I already use another device, the BodyMedia Fit, (and occasionally the Zeo Bedside) to track sleep duration. BodyMedia is an armband that uses an accelerometer to determine my movement. But presumably because it is located on my arm, which moves differently than my lower back when I’m lying down but awake, the BodyMedia device seems to have very few false positives for sleep.

And yet the Lumo gives me some great new sleep metrics (i.e. sleep position). So to get the best available overall picture of my sleep, I would want to use the duration data from BodyMedia or Zeo, and use that timeframe to filter the Lumo position data from the same period.  This is precisely why having access to the data through an API is so important.

Steps vs. Steps

Another comparison is steps. It has been well established by several members of the Quantified Self community that there are as many different definitions of what determines a “step” as there are devices out there.
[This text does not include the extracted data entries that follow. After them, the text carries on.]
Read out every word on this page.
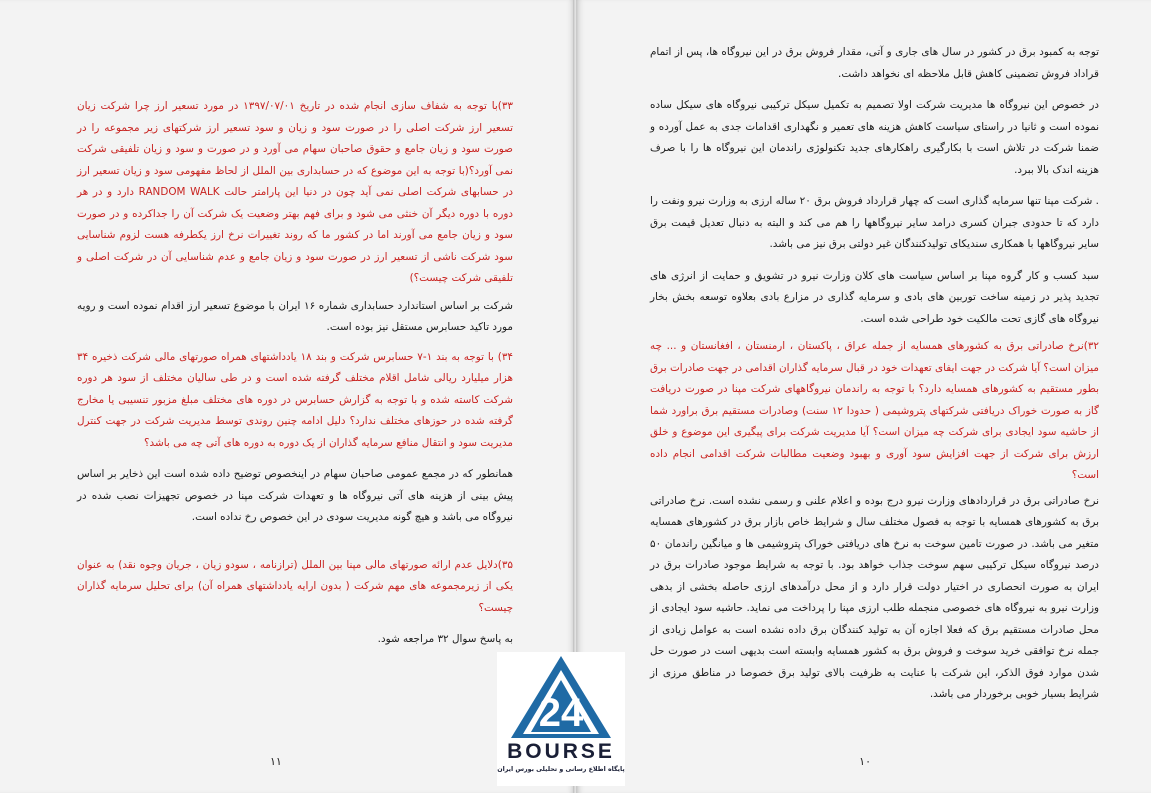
۳۳)با توجه به شفاف سازی انجام شده در تاریخ ۱۳۹۷/۰۷/۰۱ در مورد تسعیر ارز چرا شرکت زیان تسعیر ارز شرکت اصلی را در صورت سود و زیان و سود تسعیر ارز شرکتهای زیر مجموعه را در صورت سود و زیان جامع و حقوق صاحبان سهام می آورد و در صورت و سود و زیان تلفیقی شرکت نمی آورد؟(با توجه به این موضوع که در حسابداری بین الملل از لحاظ مفهومی سود و زیان تسعیر ارز در حسابهای شرکت اصلی نمی آید چون در دنیا این پارامتر حالت RANDOM WALK دارد و در هر دوره با دوره دیگر آن خنثی می شود و برای فهم بهتر وضعیت یک شرکت آن را جداکرده و در صورت سود و زیان جامع می آورند اما در کشور ما که روند تغییرات نرخ ارز یکطرفه هست لزوم شناسایی سود شرکت ناشی از تسعیر ارز در صورت سود و زیان جامع و عدم شناسایی آن در شرکت اصلی و تلفیقی شرکت چیست؟)

شرکت بر اساس استاندارد حسابداری شماره ۱۶ ایران با موضوع تسعیر ارز اقدام نموده است و رویه مورد تاکید حسابرس مستقل نیز بوده است.

۳۴) با توجه به بند ۱-۷ حسابرس شرکت و بند ۱۸ یادداشتهای همراه صورتهای مالی شرکت ذخیره ۳۴ هزار میلیارد ریالی شامل اقلام مختلف گرفته شده است و در طی سالیان مختلف از سود هر دوره شرکت کاسته شده و با توجه به گزارش حسابرس در دوره های مختلف مبلغ مزبور تنسیبی یا مخارج گرفته شده در حوزهای مختلف ندارد؟ دلیل ادامه چنین روندی توسط مدیریت شرکت در جهت کنترل مدیریت سود و انتقال منافع سرمایه گذاران از یک دوره به دوره های آتی چه می باشد؟

همانطور که در مجمع عمومی صاحبان سهام در اینخصوص توضیح داده شده است این ذخایر بر اساس پیش بینی از هزینه های آتی نیروگاه ها و تعهدات شرکت مپنا در خصوص تجهیزات نصب شده در نیروگاه می باشد و هیچ گونه مدیریت سودی در این خصوص رخ نداده است.

۳۵)دلایل عدم ارائه صورتهای مالی مپنا بین الملل (ترازنامه ، سودو زیان ، جریان وجوه نقد) به عنوان یکی از زیرمجموعه های مهم شرکت ( بدون ارایه یادداشتهای همراه آن) برای تحلیل سرمایه گذاران چیست؟

به پاسخ سوال ۳۲ مراجعه شود.

۱۱

توجه به کمبود برق در کشور در سال های جاری و آتی، مقدار فروش برق در این نیروگاه ها، پس از اتمام قراداد فروش تضمینی کاهش قابل ملاحظه ای نخواهد داشت.

در خصوص این نیروگاه ها مدیریت شرکت اولا تصمیم به تکمیل سیکل ترکیبی نیروگاه های سیکل ساده نموده است و ثانیا در راستای سیاست کاهش هزینه های تعمیر و نگهداری اقدامات جدی به عمل آورده و ضمنا شرکت در تلاش است با بکارگیری راهکارهای جدید تکنولوژی راندمان این نیروگاه ها را با صرف هزینه اندک بالا ببرد.

. شرکت مپنا تنها سرمایه گذاری است که چهار قرارداد فروش برق ۲۰ ساله ارزی به وزارت نیرو ونفت را دارد که تا حدودی جبران کسری درامد سایر نیروگاهها را هم می کند و البته به دنبال تعدیل قیمت برق سایر نیروگاهها با همکاری سندیکای تولیدکنندگان غیر دولتی برق نیز می باشد.

سبد کسب و کار گروه مپنا بر اساس سیاست های کلان وزارت نیرو در تشویق و حمایت از انرژی های تجدید پذیر در زمینه ساخت توربین های بادی و سرمایه گذاری در مزارع بادی بعلاوه توسعه بخش بخار نیروگاه های گازی تحت مالکیت خود طراحی شده است.

۳۲)نرخ صادراتی برق به کشورهای همسایه از جمله عراق ، پاکستان ، ارمنستان ، افغانستان و ... چه میزان است؟ آیا شرکت در جهت ایفای تعهدات خود در قبال سرمایه گذاران اقدامی در جهت صادرات برق بطور مستقیم به کشورهای همسایه دارد؟ با توجه به راندمان نیروگاههای شرکت مپنا در صورت دریافت گاز به صورت خوراک دریافتی شرکتهای پتروشیمی ( حدودا ۱۲ سنت) وصادرات مستقیم برق براورد شما از حاشیه سود ایجادی برای شرکت چه میزان است؟ آیا مدیریت شرکت برای پیگیری این موضوع و خلق ارزش برای شرکت از جهت افزایش سود آوری و بهبود وضعیت مطالبات شرکت اقدامی انجام داده است؟

نرخ صادراتی برق در قراردادهای وزارت نیرو درج بوده و اعلام علنی و رسمی نشده است. نرخ صادراتی برق به کشورهای همسایه با توجه به فصول مختلف سال و شرایط خاص بازار برق در کشورهای همسایه متغیر می باشد. در صورت تامین سوخت به نرخ های دریافتی خوراک پتروشیمی ها و میانگین راندمان ۵۰ درصد نیروگاه سیکل ترکیبی سهم سوخت جذاب خواهد بود. با توجه به شرایط موجود صادرات برق در ایران به صورت انحصاری در اختیار دولت قرار دارد و از محل درآمدهای ارزی حاصله بخشی از بدهی وزارت نیرو به نیروگاه های خصوصی منجمله طلب ارزی مپنا را پرداخت می نماید. حاشیه سود ایجادی از محل صادرات مستقیم برق که فعلا اجازه آن به تولید کنندگان برق داده نشده است به عوامل زیادی از جمله نرخ توافقی خرید سوخت و فروش برق به کشور همسایه وابسته است بدیهی است در صورت حل شدن موارد فوق الذکر، این شرکت با عنایت به ظرفیت بالای تولید برق خصوصا در مناطق مرزی از شرایط بسیار خوبی برخوردار می باشد.

۱۰
24
BOURSE
پایگاه اطلاع رسانی و تحلیلی بورس ایران
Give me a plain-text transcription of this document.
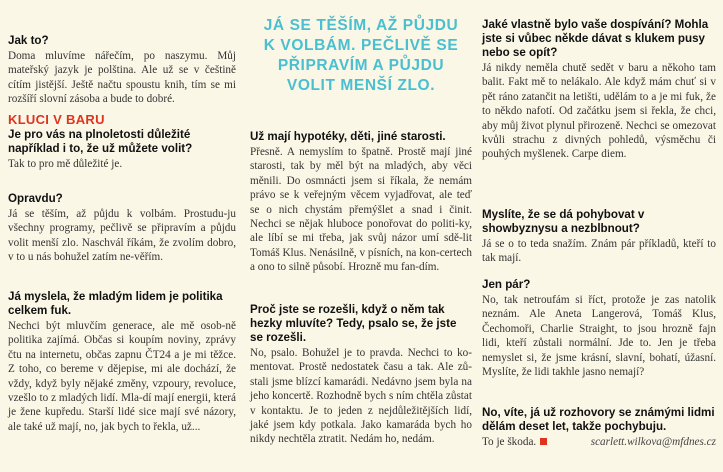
Jak to?

Doma mluvíme nářečím, po naszymu. Můj mateřský jazyk je polština. Ale už se v češtině cítím jistější. Ještě načtu spoustu knih, tím se mi rozšíří slovní zásoba a bude to dobré.

KLUCI V BARU

Je pro vás na plnoletosti důležité například i to, že už můžete volit?

Tak to pro mě důležité je.

Opravdu?

Já se těším, až půjdu k volbám. Prostudu-ju všechny programy, pečlivě se připravím a půjdu volit menší zlo. Naschvál říkám, že zvolím dobro, v to u nás bohužel zatím ne-věřím.

Já myslela, že mladým lidem je politika celkem fuk.

Nechci být mluvčím generace, ale mě osob-ně politika zajímá. Občas si koupím noviny, zprávy čtu na internetu, občas zapnu ČT24 a je mi těžce. Z toho, co bereme v dějepise, mi ale dochází, že vždy, když byly nějaké změny, vzpoury, revoluce, vzešlo to z mladých lidí. Mla-dí mají energii, která je žene kupředu. Starší lidé sice mají své názory, ale také už mají, no, jak bych to řekla, už...

JÁ SE TĚŠÍM, AŽ PŮJDU K VOLBÁM. PEČLIVĚ SE PŘIPRAVÍM A PŮJDU VOLIT MENŠÍ ZLO.

Už mají hypotéky, děti, jiné starosti.

Přesně. A nemyslím to špatně. Prostě mají jiné starosti, tak by měl být na mladých, aby věci měnili. Do osmnácti jsem si říkala, že nemám právo se k veřejným věcem vyjadřovat, ale teď se o nich chystám přemýšlet a snad i činit. Nechci se nějak hluboce ponořovat do politi-ky, ale líbí se mi třeba, jak svůj názor umí sdě-lit Tomáš Klus. Nenásilně, v písních, na kon-certech a ono to silně působí. Hrozně mu fan-dím.

Proč jste se rozešli, když o něm tak hezky mluvíte? Tedy, psalo se, že jste se rozešli.

No, psalo. Bohužel je to pravda. Nechci to ko-mentovat. Prostě nedostatek času a tak. Ale zů-stali jsme blízcí kamarádi. Nedávno jsem byla na jeho koncertě. Rozhodně bych s ním chtěla zůstat v kontaktu. Je to jeden z nejdůležitějších lidí, jaké jsem kdy potkala. Jako kamaráda bych ho nikdy nechtěla ztratit. Nedám ho, nedám.

Jaké vlastně bylo vaše dospívání? Mohla jste si vůbec někde dávat s klukem pusy nebo se opít?

Já nikdy neměla chutě sedět v baru a někoho tam balit. Fakt mě to nelákalo. Ale když mám chuť si v pět ráno zatančit na letišti, udělám to a je mi fuk, že to někdo nafotí. Od začátku jsem si řekla, že chci, aby můj život plynul přirozeně. Nechci se omezovat kvůli strachu z divných pohledů, výsměchu či pouhých myšlenek. Carpe diem.

Myslíte, že se dá pohybovat v showbyznysu a nezblbnout?

Já se o to teda snažím. Znám pár příkladů, kteří to tak mají.

Jen pár?

No, tak netroufám si říct, protože je zas natolik neznám. Ale Aneta Langerová, Tomáš Klus, Čechomoři, Charlie Straight, to jsou hrozně fajn lidi, kteří zůstali normální. Jde to. Jen je třeba nemyslet si, že jsme krásní, slavní, bohatí, úžasní. Myslíte, že lidi takhle jasno nemají?

No, víte, já už rozhovory se známými lidmi dělám deset let, takže pochybuju.

To je škoda.	scarlett.wilkova@mfdnes.cz
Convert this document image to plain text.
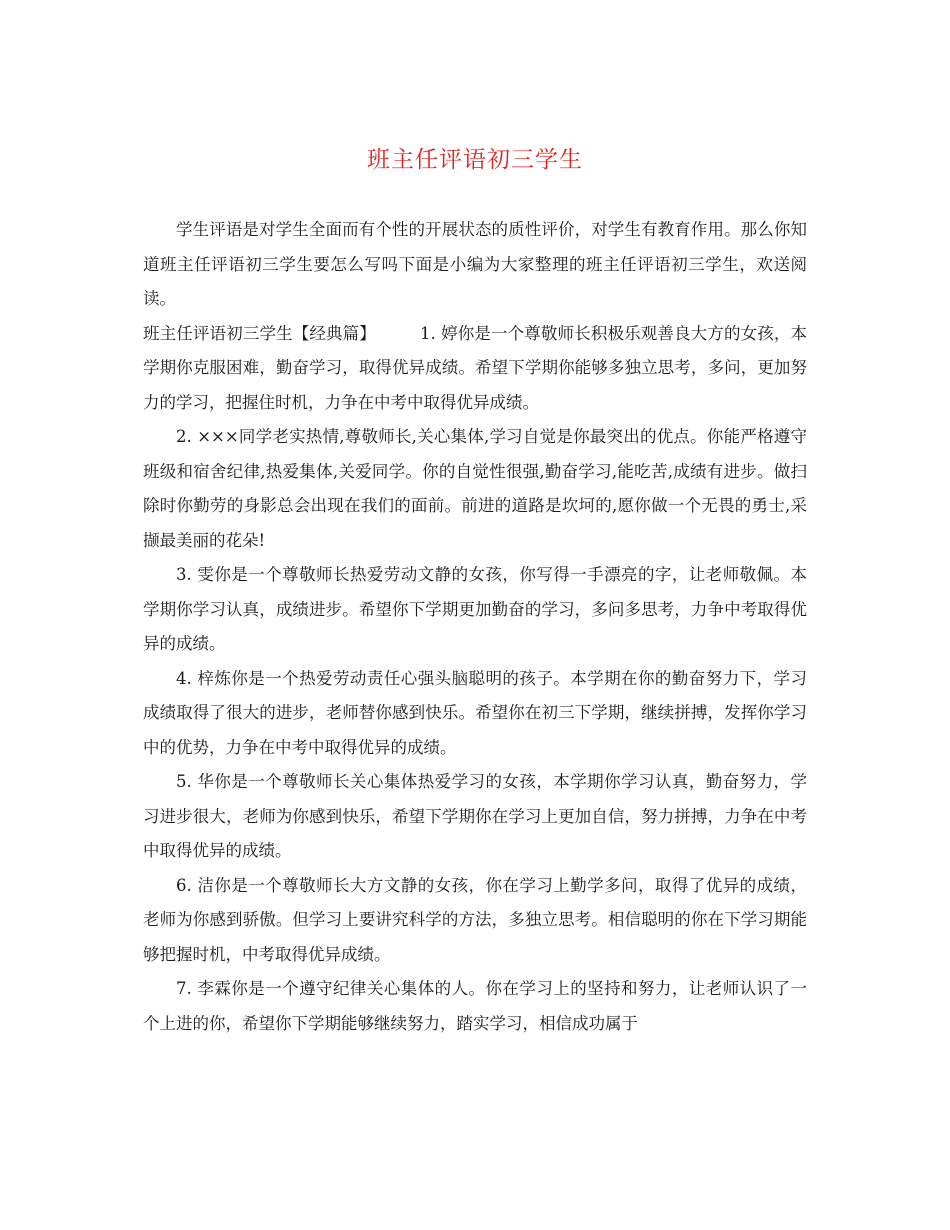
班主任评语初三学生

学生评语是对学生全面而有个性的开展状态的质性评价，对学生有教育作用。那么你知道班主任评语初三学生要怎么写吗下面是小编为大家整理的班主任评语初三学生，欢送阅读。

班主任评语初三学生【经典篇】	1. 婷你是一个尊敬师长积极乐观善良大方的女孩，本学期你克服困难，勤奋学习，取得优异成绩。希望下学期你能够多独立思考，多问，更加努力的学习，把握住时机，力争在中考中取得优异成绩。

2. ×××同学老实热情,尊敬师长,关心集体,学习自觉是你最突出的优点。你能严格遵守班级和宿舍纪律,热爱集体,关爱同学。你的自觉性很强,勤奋学习,能吃苦,成绩有进步。做扫除时你勤劳的身影总会出现在我们的面前。前进的道路是坎坷的,愿你做一个无畏的勇士,采撷最美丽的花朵!

3. 雯你是一个尊敬师长热爱劳动文静的女孩，你写得一手漂亮的字，让老师敬佩。本学期你学习认真，成绩进步。希望你下学期更加勤奋的学习，多问多思考，力争中考取得优异的成绩。

4. 梓炼你是一个热爱劳动责任心强头脑聪明的孩子。本学期在你的勤奋努力下，学习成绩取得了很大的进步，老师替你感到快乐。希望你在初三下学期，继续拼搏，发挥你学习中的优势，力争在中考中取得优异的成绩。

5. 华你是一个尊敬师长关心集体热爱学习的女孩，本学期你学习认真，勤奋努力，学习进步很大，老师为你感到快乐，希望下学期你在学习上更加自信，努力拼搏，力争在中考中取得优异的成绩。

6. 洁你是一个尊敬师长大方文静的女孩，你在学习上勤学多问，取得了优异的成绩，老师为你感到骄傲。但学习上要讲究科学的方法，多独立思考。相信聪明的你在下学习期能够把握时机，中考取得优异成绩。

7. 李霖你是一个遵守纪律关心集体的人。你在学习上的坚持和努力，让老师认识了一个上进的你，希望你下学期能够继续努力，踏实学习，相信成功属于
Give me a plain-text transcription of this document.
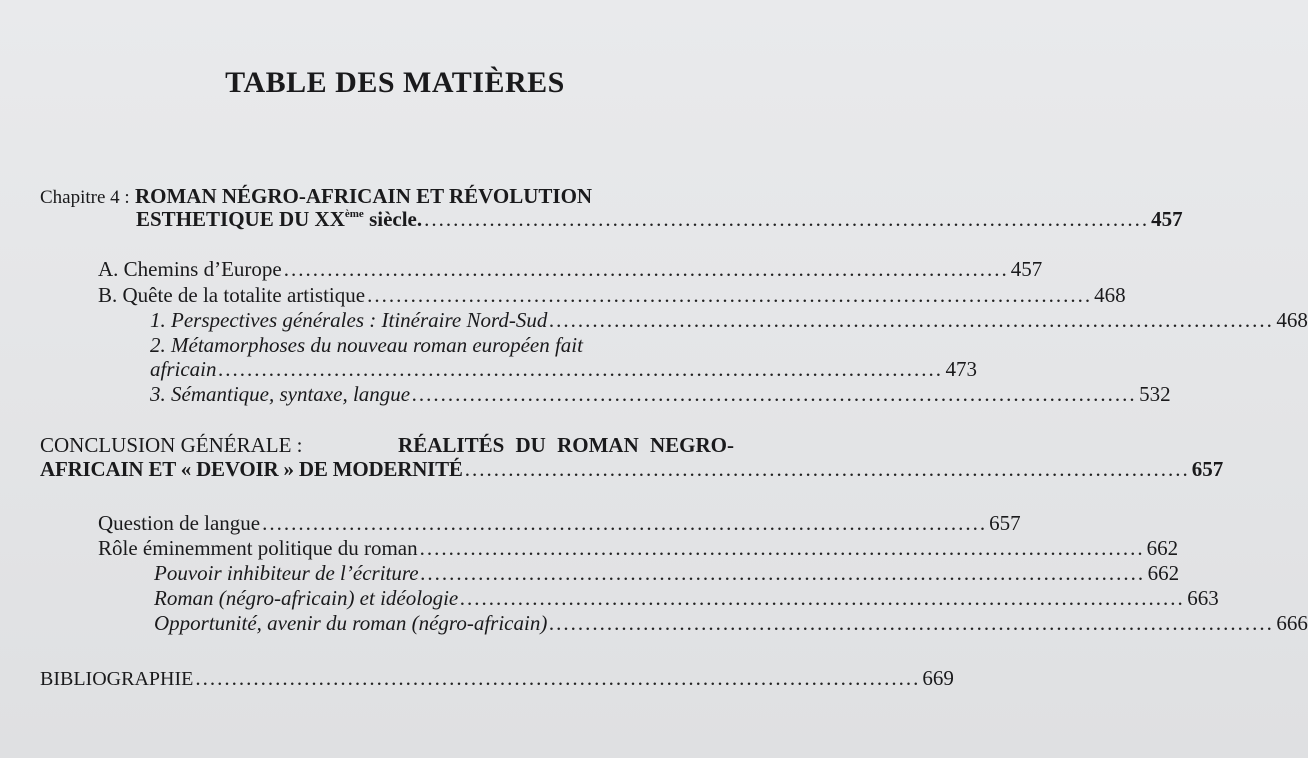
TABLE DES MATIÈRES
Chapitre 4 : ROMAN NÉGRO-AFRICAIN ET RÉVOLUTION
ESTHETIQUE DU XXème siècle. .................................................................................................... 457
A. Chemins d’Europe .................................................................................................... 457
B. Quête de la totalite artistique .................................................................................................... 468
1. Perspectives générales : Itinéraire Nord-Sud .................................................................................................... 468
2. Métamorphoses du nouveau roman européen fait
africain .................................................................................................... 473
3. Sémantique, syntaxe, langue .................................................................................................... 532
CONCLUSION GÉNÉRALE :	RÉALITÉS DU ROMAN NEGRO-
AFRICAIN ET « DEVOIR » DE MODERNITÉ .................................................................................................... 657
Question de langue .................................................................................................... 657
Rôle éminemment politique du roman .................................................................................................... 662
Pouvoir inhibiteur de l’écriture .................................................................................................... 662
Roman (négro-africain) et idéologie .................................................................................................... 663
Opportunité, avenir du roman (négro-africain) .................................................................................................... 666
BIBLIOGRAPHIE .................................................................................................... 669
At the end of Day 1, Lumo appears to be somewhat more generous about its steps (12,790) than the BodyMedia armband (11,415) though not tremendously so (approx. 10% discrepancy). Although this is only one day of data and others have found a very different discrepancy between these particular devices. Today was an above average day in terms of activity level.

About the LumoBack API

The data granularity appears to be 5 minutes, where it tells you either A) the percentage of time you spent doing x during that 5 minute period (e.g. the percentage of time you spent leaning forward in a bad way), or B) a count of how many times something happened in that time period (e.g. how many steps you took). Here are the fields that are currently available in JSON for each 5 minutes:

  • step count
  • get up count
  • car percentage
  • inactive sensor percentage (i.e. % of time the sensor thinks it wasn’t on a person)
  • lie on back percentage
  • lie on front percentage
  • lie on left side percentage
  • lie on right side percentage
  • sensor plugged into USB percentage
  • run percentage
  • sit bad forward percentage
  • sit bad left percentage
  • sit bad right percentage
  • sit bad straight (leaning back) percentage
  • sit good percentage
  • stand bad forward percentage
  • stand bad left percentage
  • stand bad right percentage
  • stand bad straight (leaning back) percentage
  • stand good percentage
  • walk percentage

Lumo also seems to have released code for a LumoKit which allows custom iPhone apps to be built that interact with the device in realtime. I am tempted to play with this in the future. Respect.